On the document side, which is primarily what we’re concerned with when dealing with PDF files, you can actually convert .csv, .doc, .docx, .odp, .ods, .odt, .ppt, .pptx, .pub, .rtf, .wpd, .wps, .xls and .xlsx documents into PDF files.
Going the other way, Zamzar will convert PDF files to .doc, .html, .odt., .pcx, .png .rtf and txt formats. So there is some mismatch between the formats you can convert to PDF versus the ones you can convert from PDF to another file type.
The online interface is simple to use. You can either load up the file you want converted yourself, or simply point to the url where the file is located.
In a simple test case of a 24-page 132-KB PDF file (the Magna Carta), Zamzar was able to painlessly convert the PDF to a word .doc file. The process was as simple as entering the URL of the file (the Magna Carta doc URl is something that Zamzar suggests), adding an email address where the link will be sent and then hitting convert. In our limited test, it took an average of three minutes to receive the Zamzar email in a Gmail account after hitting the convert button.
With the email you have to click back to Zamzar and then click again to get your download, which sure is a lot of clicking just to get your file. For the free service, Zamzar then stores your converted files for 24 hours from the time the conversion takes place. If you want to store files longer, Zamzar has a few paid offerings starting at $7 a month and going up to $49 depending on how much storage you need (http://www.zamzar.com/signup/?hs1#go).
The converted PDF-to-DOC file looked as it should with no noticeable variation, other than the usual font (TrueType versus Adobe postscript), which typically makes PDF files look crisper.
We also tested the conversion back the other way – that is, taking the new Word DOC file and then converting it back to PDF. The file once again turned out well, and there was no visible difference between the file we converted from the DOC to the actual original PDF. However, the re-converted PDF’s file size only totaled 94.1 KB, which was smaller than the original (before it got converted to DOC and then back) at 132 KB.

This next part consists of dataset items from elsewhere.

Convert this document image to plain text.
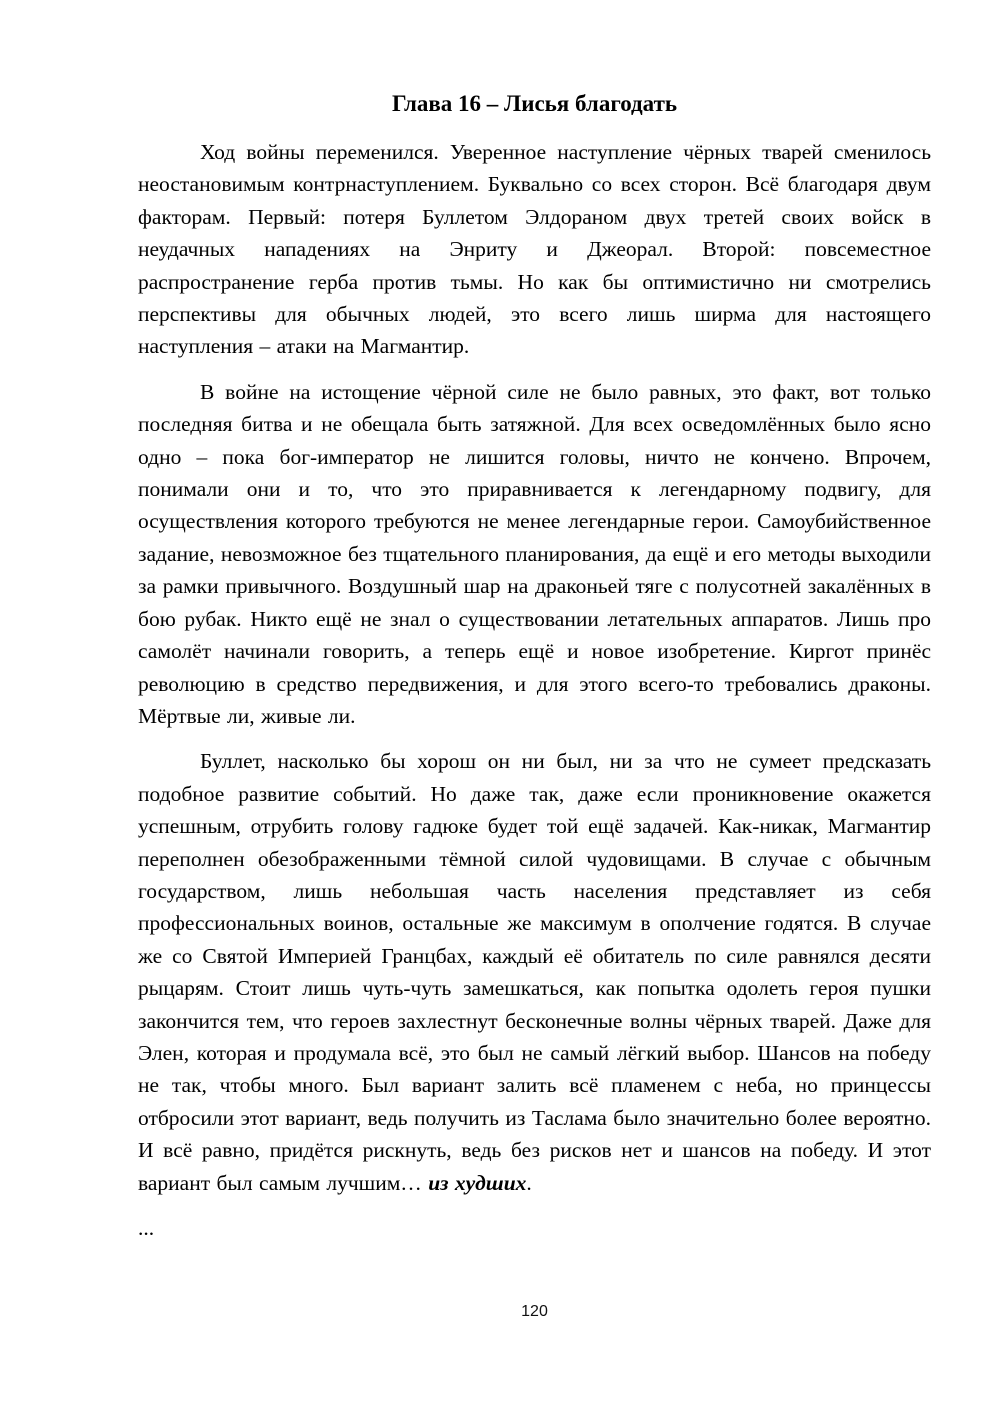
Глава 16 – Лисья благодать

Ход войны переменился. Уверенное наступление чёрных тварей сменилось неостановимым контрнаступлением. Буквально со всех сторон. Всё благодаря двум факторам. Первый: потеря Буллетом Элдораном двух третей своих войск в неудачных нападениях на Энриту и Джеорал. Второй: повсеместное распространение герба против тьмы. Но как бы оптимистично ни смотрелись перспективы для обычных людей, это всего лишь ширма для настоящего наступления – атаки на Магмантир.

В войне на истощение чёрной силе не было равных, это факт, вот только последняя битва и не обещала быть затяжной. Для всех осведомлённых было ясно одно – пока бог-император не лишится головы, ничто не кончено. Впрочем, понимали они и то, что это приравнивается к легендарному подвигу, для осуществления которого требуются не менее легендарные герои. Самоубийственное задание, невозможное без тщательного планирования, да ещё и его методы выходили за рамки привычного. Воздушный шар на драконьей тяге с полусотней закалённых в бою рубак. Никто ещё не знал о существовании летательных аппаратов. Лишь про самолёт начинали говорить, а теперь ещё и новое изобретение. Киргот принёс революцию в средство передвижения, и для этого всего-то требовались драконы. Мёртвые ли, живые ли.

Буллет, насколько бы хорош он ни был, ни за что не сумеет предсказать подобное развитие событий. Но даже так, даже если проникновение окажется успешным, отрубить голову гадюке будет той ещё задачей. Как-никак, Магмантир переполнен обезображенными тёмной силой чудовищами. В случае с обычным государством, лишь небольшая часть населения представляет из себя профессиональных воинов, остальные же максимум в ополчение годятся. В случае же со Святой Империей Гранцбах, каждый её обитатель по силе равнялся десяти рыцарям. Стоит лишь чуть-чуть замешкаться, как попытка одолеть героя пушки закончится тем, что героев захлестнут бесконечные волны чёрных тварей. Даже для Элен, которая и продумала всё, это был не самый лёгкий выбор. Шансов на победу не так, чтобы много. Был вариант залить всё пламенем с неба, но принцессы отбросили этот вариант, ведь получить из Таслама было значительно более вероятно. И всё равно, придётся рискнуть, ведь без рисков нет и шансов на победу. И этот вариант был самым лучшим… из худших.

...

120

You can select a file that is located online to convert, but there is no option with which you can convert an entire Web page to PDF.
As a final test, we also took an Excel spreadsheet (XLS file format) with a comparison matrix of all the services used in this review and converted it to PDF. However, Zamzar did not handle the XLS file properly in our test. The PDF was improperly formatted splitting the spreadsheet across two pages. What Zamzar failed to do is recognized the proper width and orientation of the XLS file.